My favorite thing about traveling is the food. Breakfast in China, in particular, is quite enjoyable. I would normally follow this up with my usual grossly exaggerated statements like, “I could eat Chinese food every day for the rest of my life,” or “Best… food… ever!” But, I know from experience that I can not eat Chinese food every day for the rest of my life. At some point, I’m going to need a taco. It is known.
However, that time has not come yet and I am therefore enjoying every bite with blissful wonder. If there is one thing we are not without on this adventure through China, it is food. We are eating hardy meals three times a day (plus the occasional snack) for about $9 per day.
Breakfast in China
Breakfast in China costs about ¥6 ($.095) and has been consisting of a collection of steam buns and dumplings, a hard boiled egg, and a drink. I think I would vote breakfast as the most fun meal of the day. We visit one of the many food stalls specializing in breakfast (apparent by the steam billowing out the steamers near the front). It then turns into a fun game of point and “want.” We don’t even know what most of the things are, but as long as it looks fresh and smells good, we’re taking it.
Our usual order includes two or three steamed buns or baozi (包子). Baozi are thick, but still fluffy and are definitely what dreams are made of. The breakfast stalls have stacks of steamers filled with several different buns of varying color and size. Sometimes, there is some sort of indication as to what is inside, like a piece of corn on top of one that is filled with corn. But for the most part, it is a guessing game for us. Nothing is labeled and the locals speak quickly and with an accent. So, we just have to pop it in our mouth and hope it tastes good… which it usually does.
Another of my go-to steamed buns are the mantou (馒头). For dessert, I will have the ones that are a little more densely packed and dipped in sweet cream, but for breakfast, I like the light and fluffy ones. They are very similar to the baozi, but aren’t filled with anything. I particularly like the brown ones. They are sweet, but also think and earthy.
The fresh drinks are another exciting part of the meal. The stall clerk takes our order of food, then usually starts asking us about their collection of varying liquids in cups or bowls. They have a suggestion of which is their specialty and which will make us strong or virile. I feel pretty confident about what is inside each of these cups when I leave the stall, but have yet to be right about any of them so far.
It is never something as simple as orange juice, coffee, or tea.
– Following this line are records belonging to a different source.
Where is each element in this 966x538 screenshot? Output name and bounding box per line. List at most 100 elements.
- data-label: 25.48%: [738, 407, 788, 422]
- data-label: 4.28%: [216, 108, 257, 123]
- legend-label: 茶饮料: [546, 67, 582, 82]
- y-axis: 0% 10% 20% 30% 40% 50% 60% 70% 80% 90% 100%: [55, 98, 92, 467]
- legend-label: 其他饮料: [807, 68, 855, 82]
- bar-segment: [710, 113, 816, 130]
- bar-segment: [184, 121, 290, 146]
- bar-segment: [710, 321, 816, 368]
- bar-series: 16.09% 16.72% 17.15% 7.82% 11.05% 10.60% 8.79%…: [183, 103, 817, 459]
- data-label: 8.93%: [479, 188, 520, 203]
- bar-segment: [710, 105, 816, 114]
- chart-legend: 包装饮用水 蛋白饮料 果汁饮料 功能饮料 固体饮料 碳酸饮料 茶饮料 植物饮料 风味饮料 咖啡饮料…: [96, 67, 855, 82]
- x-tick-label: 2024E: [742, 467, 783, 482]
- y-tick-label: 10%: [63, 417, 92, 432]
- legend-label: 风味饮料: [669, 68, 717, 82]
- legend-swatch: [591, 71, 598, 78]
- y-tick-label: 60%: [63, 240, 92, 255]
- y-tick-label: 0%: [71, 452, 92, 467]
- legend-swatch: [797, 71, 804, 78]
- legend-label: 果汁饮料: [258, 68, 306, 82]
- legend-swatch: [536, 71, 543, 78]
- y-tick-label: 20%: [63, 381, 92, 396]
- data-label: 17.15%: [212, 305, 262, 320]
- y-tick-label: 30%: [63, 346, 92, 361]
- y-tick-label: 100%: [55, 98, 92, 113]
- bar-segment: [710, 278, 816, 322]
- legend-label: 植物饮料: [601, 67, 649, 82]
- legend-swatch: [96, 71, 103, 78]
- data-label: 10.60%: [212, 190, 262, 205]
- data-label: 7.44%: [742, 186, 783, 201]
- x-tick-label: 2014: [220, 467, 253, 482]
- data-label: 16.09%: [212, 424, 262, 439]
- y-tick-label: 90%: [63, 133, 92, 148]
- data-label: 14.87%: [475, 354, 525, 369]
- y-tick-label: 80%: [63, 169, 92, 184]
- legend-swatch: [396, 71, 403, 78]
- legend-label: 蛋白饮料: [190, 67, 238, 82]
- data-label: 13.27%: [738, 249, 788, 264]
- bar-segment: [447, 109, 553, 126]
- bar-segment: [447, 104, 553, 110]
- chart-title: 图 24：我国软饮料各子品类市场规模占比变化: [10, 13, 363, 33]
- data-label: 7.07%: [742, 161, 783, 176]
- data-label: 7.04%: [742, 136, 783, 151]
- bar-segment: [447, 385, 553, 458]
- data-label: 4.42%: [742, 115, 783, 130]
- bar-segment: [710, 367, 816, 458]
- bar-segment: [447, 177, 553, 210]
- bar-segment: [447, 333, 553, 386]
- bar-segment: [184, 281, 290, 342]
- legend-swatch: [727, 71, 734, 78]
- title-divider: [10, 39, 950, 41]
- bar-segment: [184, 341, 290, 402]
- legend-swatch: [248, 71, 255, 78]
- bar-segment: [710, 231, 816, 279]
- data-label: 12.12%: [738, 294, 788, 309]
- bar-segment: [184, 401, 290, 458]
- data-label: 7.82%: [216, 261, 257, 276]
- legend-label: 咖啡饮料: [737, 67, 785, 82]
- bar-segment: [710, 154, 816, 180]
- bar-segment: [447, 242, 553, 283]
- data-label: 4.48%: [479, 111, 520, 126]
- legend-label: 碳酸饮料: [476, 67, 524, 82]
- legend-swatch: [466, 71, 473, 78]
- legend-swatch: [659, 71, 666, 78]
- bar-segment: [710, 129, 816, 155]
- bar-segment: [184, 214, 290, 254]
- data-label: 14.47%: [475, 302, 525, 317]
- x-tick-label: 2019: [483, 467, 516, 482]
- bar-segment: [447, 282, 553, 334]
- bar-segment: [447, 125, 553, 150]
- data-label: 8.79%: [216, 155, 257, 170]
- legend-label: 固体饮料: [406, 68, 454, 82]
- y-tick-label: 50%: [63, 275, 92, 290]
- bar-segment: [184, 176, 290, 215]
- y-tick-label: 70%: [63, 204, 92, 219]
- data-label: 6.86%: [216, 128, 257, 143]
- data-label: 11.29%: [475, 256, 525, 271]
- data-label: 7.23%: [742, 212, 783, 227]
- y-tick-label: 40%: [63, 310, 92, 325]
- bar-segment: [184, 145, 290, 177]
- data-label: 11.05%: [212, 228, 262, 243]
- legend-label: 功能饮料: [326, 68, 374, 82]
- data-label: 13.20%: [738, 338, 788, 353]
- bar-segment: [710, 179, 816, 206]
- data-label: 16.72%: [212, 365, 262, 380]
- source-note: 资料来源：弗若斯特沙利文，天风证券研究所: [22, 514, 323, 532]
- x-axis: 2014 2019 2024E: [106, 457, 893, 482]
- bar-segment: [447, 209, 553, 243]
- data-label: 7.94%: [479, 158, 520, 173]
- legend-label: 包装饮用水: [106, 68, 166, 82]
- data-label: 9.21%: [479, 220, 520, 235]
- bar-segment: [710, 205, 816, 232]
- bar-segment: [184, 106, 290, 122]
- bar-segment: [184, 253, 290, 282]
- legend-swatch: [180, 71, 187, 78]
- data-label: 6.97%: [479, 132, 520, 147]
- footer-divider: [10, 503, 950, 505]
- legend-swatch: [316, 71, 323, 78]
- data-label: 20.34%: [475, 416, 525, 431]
One time when I thought for sure I had found some fresh-squeezed orange juice, I was given a straw and cup of hot, orange liquid that was promised to be very delicious. It was delicious, but definitely not orange juice. It was drinkable creamed corn. Another time, I thought I ordered a juice box with apple juice in it. It was actually apple flavored, drinkable yogurt. Again, it was quite good, but not at all what I was expecting. My favorite so far has been the warm soy milk known as doujiang (豆浆). It is usually sweetened, quite thick, and makes my tummy warm and happy.
It’s a Life of Delicious Foods
We’ve tried a lot of different little baozi so far, but there are still some other breakfast treats we have yet to try. Some shops have multiple slow cookers full of porridge out front and there are guys out selling pancake-like omelets that look great as well. Whatever we choose to eat, each day starts out the same, with a mini-food adventure!